POMEGRANATE BAKED RICE AND ONIONS WITH DILL
This tangy-sweet casserole is adapted from Shimi Aaron, an Israeli chef also known for his elaborate chocolate babkas. In this colorful dish, a layer of short-grain rice studded with pine nuts and dill is bathed in pomegranate juice and honey, and topped with shingles of red and yellow onions. When it emerges from the oven, the onions glisten like jewels, and the rice is fragrant, tender and a little sticky.
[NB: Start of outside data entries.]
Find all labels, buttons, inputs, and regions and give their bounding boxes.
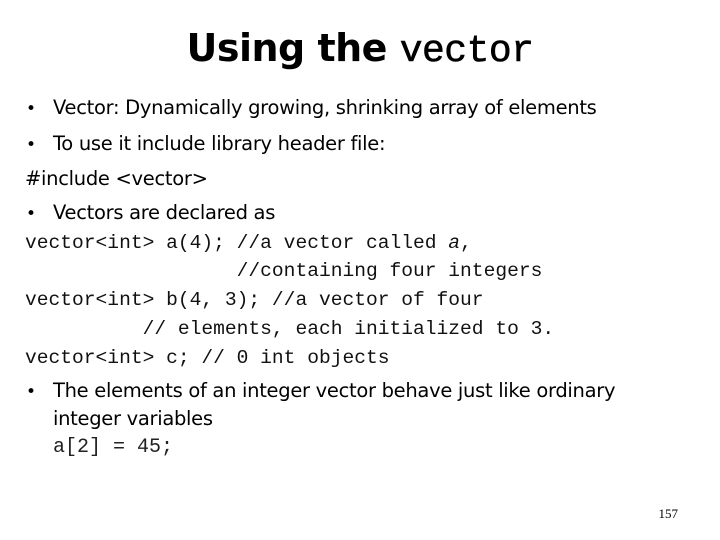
bullet-icon: • — [26, 135, 36, 155]
code-italic-var: a — [448, 232, 461, 254]
code-text: vector<int> a(4); //a vector called — [25, 232, 449, 254]
code-line: vector<int> c; // 0 int objects — [25, 347, 390, 369]
bullet-icon: • — [26, 204, 36, 224]
bullet-include-header: • To use it include library header file: — [26, 132, 386, 155]
code-text: , — [460, 232, 472, 254]
include-directive: #include <vector> — [25, 167, 208, 190]
title-text: Using the — [186, 26, 400, 70]
bullet-vector-definition: • Vector: Dynamically growing, shrinking … — [26, 96, 597, 119]
code-line: vector<int> b(4, 3); //a vector of four — [25, 289, 484, 311]
bullet-text: To use it include library header file: — [53, 132, 386, 155]
code-line: vector<int> a(4); //a vector called a, — [25, 232, 472, 254]
bullet-elements-behave: • The elements of an integer vector behav… — [26, 379, 616, 402]
code-line: // elements, each initialized to 3. — [25, 318, 555, 340]
page-number: 157 — [658, 506, 679, 521]
bullet-text: The elements of an integer vector behave… — [53, 379, 616, 402]
bullet-icon: • — [26, 99, 36, 119]
bullet-icon: • — [26, 382, 36, 402]
title-code: vector — [399, 30, 534, 74]
slide-title: Using the vector — [0, 26, 720, 73]
example-code: a[2] = 45; — [53, 436, 174, 459]
code-line: //containing four integers — [25, 260, 543, 282]
bullet-continuation: integer variables — [53, 407, 213, 430]
bullet-text: Vectors are declared as — [53, 201, 276, 224]
bullet-text: Vector: Dynamically growing, shrinking a… — [53, 96, 597, 119]
bullet-declared-as: • Vectors are declared as — [26, 201, 275, 224]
Serve this as a meatless main course with a crisp salad, or as scene-stealing side dish alongside a simple roast chicken or fish.
Provided by Melissa Clark
Categories casseroles, grains and rice, main course
Time 2h30m
Yield 6 servings
Number Of Ingredients 14
Steps:
- Heat oven to 400 degrees and lightly butter a 9-by-13-inch baking dish or large, shallow gratin dish.
- Coarsely chop one of the yellow onions. Cut the remaining yellow and red onions from root to stem into ¾-inch-thick wedges and set aside.
- In a large skillet over medium-high heat, combine chopped yellow onion, 2 cups water and a pinch of salt. Bring to a simmer and cook, partly covered, until onions are very tender, 15 to 20 minutes. Drain onions, saving the onion broth. (You should have about ¾ to 1 cup broth.) Transfer onions to a bowl, and set aside broth and onions.
- In the same skillet (no need to clean it), melt 6 tablespoons butter over medium heat. Add pine nuts and cook, stirring constantly, until golden brown, about 2 to 4 minutes. Stir in shallots and cook until tender, 4 to 6 minutes longer.
- Add rice and cooked chopped onion. Stir in baharat, 1 teaspoon salt and 3 tablespoons onion broth. Cook, stirring occasionally, until rice softens slightly and absorbs most of the liquid, about 15 minutes. If the mixture starts to stick to the pan, add another tablespoon or two of onion broth.
- Stir in dill. Spoon rice mixture into the prepared baking dish in an even layer. Shingle onion wedges on top, alternating between red and yellow onions.
- In a medium mixing bowl, whisk together pomegranate juice, olive oil, honey, pepper, remaining ¾ teaspoon salt and ½ cup onion broth. Pour over the onions and rice.
- Cover pan with foil and bake for 50 minutes. Uncover pan and continue to bake until the rice is tender and onions are soft, glossy and sticky, about 35 to 45 minutes longer. Serve with yogurt, if you like, and more dill.